Center staff go to technology shows, where they talk to vendors and compare various products. “We’re not allowed to recommend anybody, but we can say, ‘This is on the market and it has these advantages,'” Cosgrove says. One product the center tested is a an interactive software program called Incident Commander, which guides the user through a school-shooting event. “As you go through, it suggests processes,” Cosgrove explains: “how to lock the school down, the colored papers teachers put on their doors to indicate if the room is secure or not, the role of the SRO and the administration. That’s been pretty well received.” At another technology conference, Cosgrove watched demonstrations of surveillance cameras that transmit to local police agencies from schools to aid them in case of an incident. “It’s a fun place. It’s like the MacGyver show, you know, how he could put something together with a piece of string,” he says, referring to a TV detective series. “We kind of think, What’s out there? What has the military got and how can we use this? We’re trying to find new applications.” Another technology with potential for school and prison applications, Cosgrove notes, is RFID—radio frequency identification, commonly used today for toll collection. But it has its drawbacks. “Here’s where people start having privacy issues,” he says. “I might put a chip in my dog but I’m not putting one on my kid. In theory, you could give each kid an ID card imbedded with a small radio chip of a certain frequency, and you could monitor his movements. Again, there’s an analogy with prisons: you could track a prisoner within the prison. With GPS [global positioning systems], you could use it to track people. That technology already exists, but how much do you want the government to know?”
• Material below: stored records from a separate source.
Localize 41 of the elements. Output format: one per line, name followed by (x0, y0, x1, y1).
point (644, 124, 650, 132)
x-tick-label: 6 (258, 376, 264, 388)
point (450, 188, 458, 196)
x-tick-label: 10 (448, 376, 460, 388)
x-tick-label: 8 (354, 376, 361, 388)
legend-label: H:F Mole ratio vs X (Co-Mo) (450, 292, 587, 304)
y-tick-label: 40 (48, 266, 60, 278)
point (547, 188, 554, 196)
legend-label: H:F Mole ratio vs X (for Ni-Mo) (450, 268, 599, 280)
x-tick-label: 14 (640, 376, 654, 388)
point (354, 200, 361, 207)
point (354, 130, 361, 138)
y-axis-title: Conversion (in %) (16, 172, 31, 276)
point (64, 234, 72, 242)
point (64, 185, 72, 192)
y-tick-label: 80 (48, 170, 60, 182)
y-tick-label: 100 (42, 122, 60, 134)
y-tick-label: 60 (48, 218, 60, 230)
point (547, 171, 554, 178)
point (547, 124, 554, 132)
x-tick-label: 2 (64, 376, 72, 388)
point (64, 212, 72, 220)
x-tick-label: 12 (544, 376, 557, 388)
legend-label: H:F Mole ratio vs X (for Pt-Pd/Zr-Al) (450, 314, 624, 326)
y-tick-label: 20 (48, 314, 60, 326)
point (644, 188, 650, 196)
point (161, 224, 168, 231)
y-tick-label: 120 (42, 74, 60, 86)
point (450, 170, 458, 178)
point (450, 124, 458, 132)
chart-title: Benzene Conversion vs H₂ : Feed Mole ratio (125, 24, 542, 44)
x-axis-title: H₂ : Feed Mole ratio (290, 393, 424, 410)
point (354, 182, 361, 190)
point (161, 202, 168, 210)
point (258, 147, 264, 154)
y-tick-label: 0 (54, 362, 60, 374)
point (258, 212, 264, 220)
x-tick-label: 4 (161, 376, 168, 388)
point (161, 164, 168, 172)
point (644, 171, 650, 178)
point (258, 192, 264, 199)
One current focus of the center’s work is cell phones, an effort Cosgrove says is called Detect and Defeat: detect the cell phone and disable it without disabling communication in an entire area. Cosgrove says the technology can apply in prisons, where cell phone use is prohibited, and schools, where it is often restricted. The two institutions, he notes, have much in common. “If you want to stretch the comparison, you have kids in school being educated in life, and in prison you have a similar situation of people being reeducated. In theory they’re not far apart,” Cosgrove philosophizes. “On the administrative side, you’re trying to regulate and control a large group of people, so there are a lot of similarities. So if we’re developing a technology, we can use it in both areas.” Like Green, Cosgrove thinks metal detectors aren’t very effective and create the perception, not the reality, of safer schools. “Metal detection is basically a magnet. It doesn’t tell you much,” Cosgrove says. “Kids carrying backpacks with metal catches or even a jacket with metal buttons will set them off, and if you have to back them down to allow for that, they might not detect a Glock with only a little metal in it. Sometimes in the security business you put things up to make people feel safer as opposed to being safer.”

Of course, not all schools covet the newest biometric or software system for access control. But in some localities, costly high-tech security is as integral to the educational agenda as new textbooks. In one indicator of how important security technology has become in schools, the trade magazine Security published its first ranking of the “biggest and the best security programs in the US” and gave public schools a prominent place on it. Called the Security 500, the list includes fourteen public school districts—six of them in Florida. Ranked 291, Houston Independent School District was tops among schools—and one step above Intel. Number one on the list was the Department of Homeland Security.